Кстати, о певцах: баритон Михаэль Фолле (Вотан), как показала «Валькирия» – номер один в берлинском составе «Кольца». Он ещё и артистически внушителен в роли царя богов, объединяющего действие первой и второй частей тетралогии. Так и хочется воскликнуть: «на нём всё держится!» В немалой мере Вотан-Фолле, как лицо и знаковое, и знакомое, ответственен за эффект признания-привыкания, в хорошем смысле, который появляется в «Валькирии» после «режущего глаз» «Золота Рейна». Рефлексируя по увиденному после просмотра, ловишь себя на мысли, что «что-то в этом есть» – начинаешь не просто примиряться с такими богом и валькирией, как на фото выше, но находить в этом свой шарм и смысл. (И это несмотря на то, что начал параллельно смотреть и слушать на Blu-Ray дисках совершенно иную, роскошную, масштабную, костюмированную постановку «Кольца» Metropolitan Opera 2011-2012 под руководством Джеймса Ливайна и Роберта Лепажа, где Вотана поёт целый Брин Терфель, а Зигмунда всего лишь навсего Йонас Кауфман: что ж, Met – это Met!)

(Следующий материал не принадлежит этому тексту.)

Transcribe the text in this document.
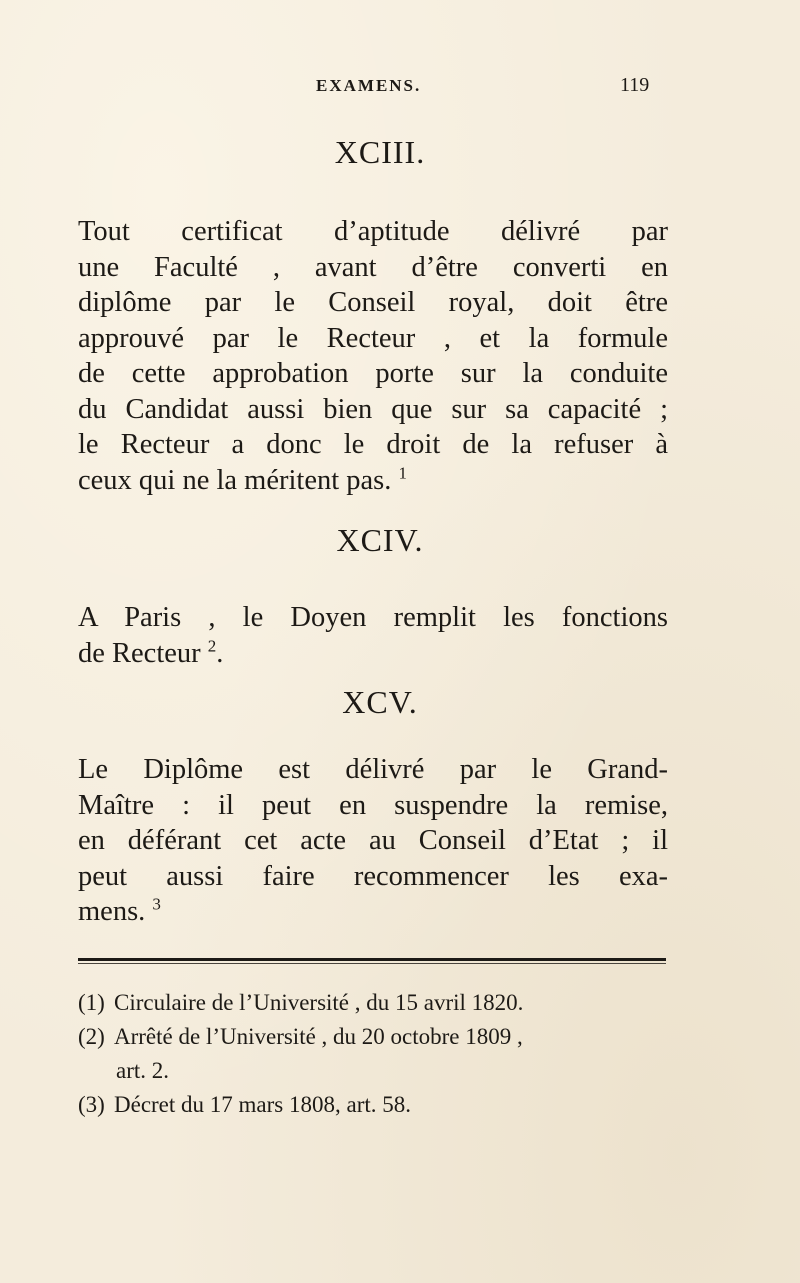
EXAMENS.	119
XCIII.
Tout certificat d’aptitude délivré par
une Faculté , avant d’être converti en
diplôme par le Conseil royal, doit être
approuvé par le Recteur , et la formule
de cette approbation porte sur la conduite
du Candidat aussi bien que sur sa capacité ;
le Recteur a donc le droit de la refuser à
ceux qui ne la méritent pas. $^1$
XCIV.
A Paris , le Doyen remplit les fonctions
de Recteur $^2$.
XCV.
Le Diplôme est délivré par le Grand-
Maître : il peut en suspendre la remise,
en déférant cet acte au Conseil d’Etat ; il
peut aussi faire recommencer les exa-
mens. $^3$
(1) Circulaire de l’Université , du 15 avril 1820.
(2) Arrêté de l’Université , du 20 octobre 1809 ,
art. 2.
(3) Décret du 17 mars 1808, art. 58.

Таким образом, «пробудить древнее и архетипическое в повседневном», в обычных «офисных людях», идентичных публике из зала, как я писал в комментарии к «Золоту Рейна», выражая сомнение, что именно у Чернякова «получится», хотя бы частично, но удаётся, «вода горит». Возникающий эффект можно назвать «богочеловеческим»: слушая и наблюдая персонажей, не забываешь ни о том, что это «просто люди», ни о том, что «не, какие люди, боги же». Эффект понятен на базе индоевропейской традиции в целом, не только германо-скандинавской, где Вотан-Один имеет обыкновение шастать по земле в облике «Странника» (снова читаем Эдду и саги). На христианской почве этот неслиянно-нераздельный синтез бога и человека приобретает особое, принципиальное значение.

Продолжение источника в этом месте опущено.